Administration’s economic programme being stymied by previous gov’t actions –Minister Jordan
Georgetown, GINA, August 8, 2016
The APNU +AFC government’s economic plans are being hindered by the past actions of the former People’s Progressive Party/Civic administration, Minister of Finance, Winston Jordan told the media at the presentation of the country’s Mid-Year Report, today.
The Minister, addressing the many payouts which the current administration is now saddled with said, “We have inherited so many liabilities and so many judgments that are now coming to the fore that we have to pay, once it is a court judgment we have to pay. We have many small ones, but there are many big ones to come up.”
Referencing the many unsettled liabilities of the previous administration, the Minister of Finance said, “People may not want to pay, but that’s the life of the government. Since it came in we have so many outstanding liabilities and so many judgments that have been given, in fact I am not even counting the amount that we transfer to GuySuco annually.”

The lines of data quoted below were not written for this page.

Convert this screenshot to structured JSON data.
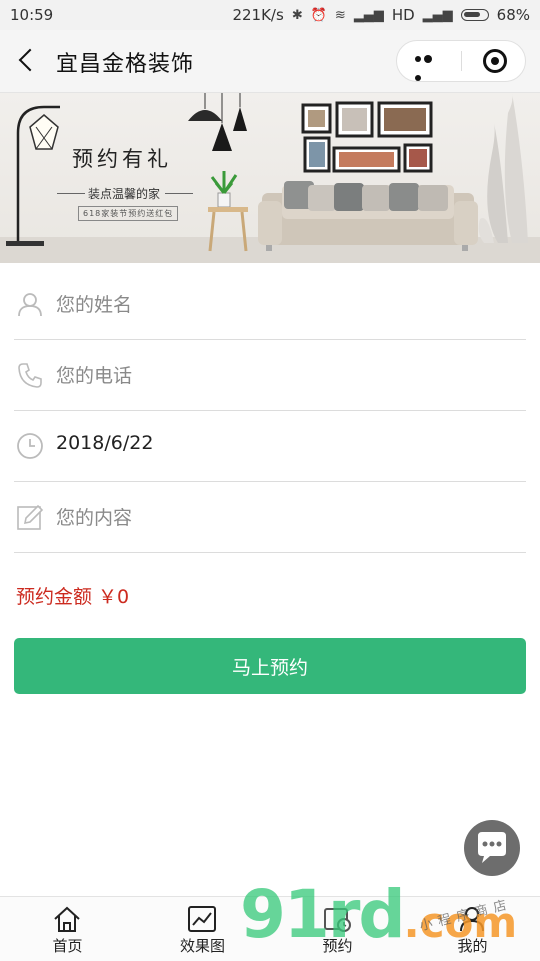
{
  "status_bar": {
    "time": "10:59",
    "network_speed": "221K/s",
    "network_type": "HD",
    "battery": "68%"
  },
  "nav": {
    "title": "宜昌金格装饰"
  },
  "banner": {
    "title": "预约有礼",
    "subtitle": "装点温馨的家",
    "tag": "618家装节预约送红包"
  },
  "form": {
    "name_placeholder": "您的姓名",
    "phone_placeholder": "您的电话",
    "date_value": "2018/6/22",
    "content_placeholder": "您的内容"
  },
  "amount": {
    "label": "预约金额",
    "value": "￥0",
    "color": "#cc2a1f"
  },
  "submit_label": "马上预约",
  "accent_color": "#34b77a",
  "tabbar": {
    "tabs": [
      {
        "label": "首页",
        "icon": "home-icon"
      },
      {
        "label": "效果图",
        "icon": "chart-icon"
      },
      {
        "label": "预约",
        "icon": "calendar-icon"
      },
      {
        "label": "我的",
        "icon": "user-icon"
      }
    ]
  },
  "watermark": {
    "main": "91rd",
    "suffix": ".com",
    "small": "小程序商店"
  }
}
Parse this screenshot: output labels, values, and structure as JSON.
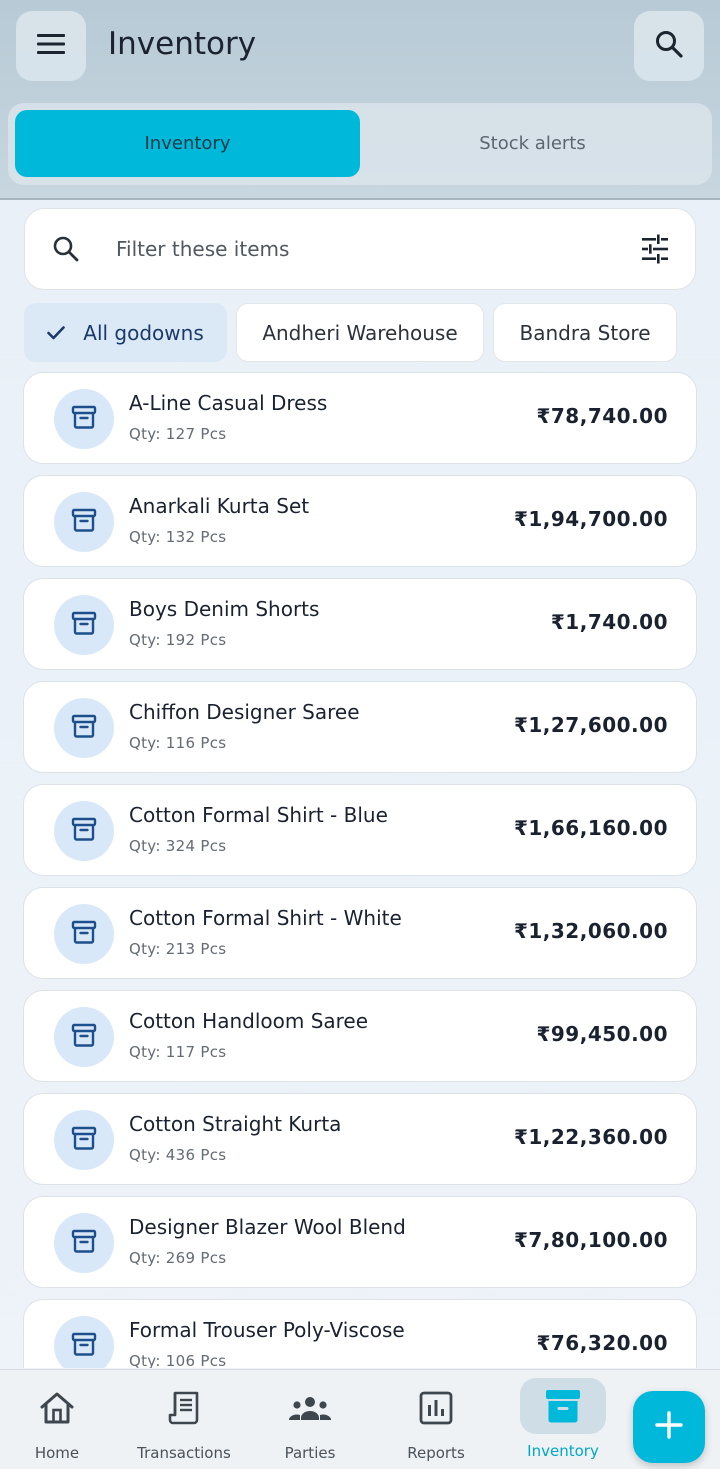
{
  "header": {
    "title": "Inventory",
    "menu_icon": "hamburger-menu-icon",
    "search_icon": "search-icon"
  },
  "tabs": [
    {
      "label": "Inventory",
      "active": true
    },
    {
      "label": "Stock alerts",
      "active": false
    }
  ],
  "filter": {
    "placeholder": "Filter these items",
    "filter_icon": "tune-sliders-icon"
  },
  "godowns": [
    {
      "label": "All godowns",
      "selected": true
    },
    {
      "label": "Andheri Warehouse",
      "selected": false
    },
    {
      "label": "Bandra Store",
      "selected": false
    }
  ],
  "items": [
    {
      "name": "A-Line Casual Dress",
      "qty": "Qty: 127 Pcs",
      "amount": "₹78,740.00"
    },
    {
      "name": "Anarkali Kurta Set",
      "qty": "Qty: 132 Pcs",
      "amount": "₹1,94,700.00"
    },
    {
      "name": "Boys Denim Shorts",
      "qty": "Qty: 192 Pcs",
      "amount": "₹1,740.00"
    },
    {
      "name": "Chiffon Designer Saree",
      "qty": "Qty: 116 Pcs",
      "amount": "₹1,27,600.00"
    },
    {
      "name": "Cotton Formal Shirt - Blue",
      "qty": "Qty: 324 Pcs",
      "amount": "₹1,66,160.00"
    },
    {
      "name": "Cotton Formal Shirt - White",
      "qty": "Qty: 213 Pcs",
      "amount": "₹1,32,060.00"
    },
    {
      "name": "Cotton Handloom Saree",
      "qty": "Qty: 117 Pcs",
      "amount": "₹99,450.00"
    },
    {
      "name": "Cotton Straight Kurta",
      "qty": "Qty: 436 Pcs",
      "amount": "₹1,22,360.00"
    },
    {
      "name": "Designer Blazer Wool Blend",
      "qty": "Qty: 269 Pcs",
      "amount": "₹7,80,100.00"
    },
    {
      "name": "Formal Trouser Poly-Viscose",
      "qty": "Qty: 106 Pcs",
      "amount": "₹76,320.00"
    }
  ],
  "bottom_nav": [
    {
      "label": "Home",
      "icon": "home-icon",
      "active": false
    },
    {
      "label": "Transactions",
      "icon": "receipt-icon",
      "active": false
    },
    {
      "label": "Parties",
      "icon": "group-icon",
      "active": false
    },
    {
      "label": "Reports",
      "icon": "bar-chart-icon",
      "active": false
    },
    {
      "label": "Inventory",
      "icon": "archive-box-icon",
      "active": true
    }
  ],
  "fab_icon": "plus-icon",
  "colors": {
    "accent": "#00b8d9",
    "chip_selected_bg": "#dbe9f6",
    "item_badge_bg": "#d9e8f8",
    "item_icon": "#1d4f8c"
  }
}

Among the inherited liabilities, the minister identified were, $ 5,651,431 475.35 which Cabinet has agreed to repay the National Insurance Scheme (NIS) over a 20- year period beginning in January of 2017, following the collapse of the Colonial Life Insurance Company (CLICO). The PPP/C Government had invested large sums of money belonging to the country’s social security provider. More than $1 billion had to be paid to Rudisa resulting from a Caribbean Court of Justice (CCJ) ruling which the former administration failed to honour, in excess of $ 1 billion paid to BK construction as an out of court settlement of claims relating to the construction of the Haags Bosch landfill site, and a projected large settlement owed to Booker Tate by the Guyana Sugar Corporation (GuySuCo).
Referring to the anticipated Booker Tate judgment, Minister Jordan said, “… if you are already in the red who has to pay it? I’m not saying government will pay, but if you are already in the red and getting bailouts from government, technically who has to pay? Then to compound matters of outstanding payments by the former PPP/C administration is all of these shoddy works that have been done on projects in the past, whether is Kato School, East Bank road, Skeldon Sugar factory, you name it. They pile up, so it is difficult trying to implement government’s current programme when we are under the guns with all of these huge liabilities that are there…”
He further asked, “How can you lower taxes when you are faced with all of these expenditures which are not current expenditures to add value to people’s lives and improve their welfare?”
The Finance Minister explained that the presentation of this year’s mid-year report is in keeping with the APNU +AFC government’s mantra of improving transparency and accountability, and represents the first time the report has been presented before the parliamentary recess.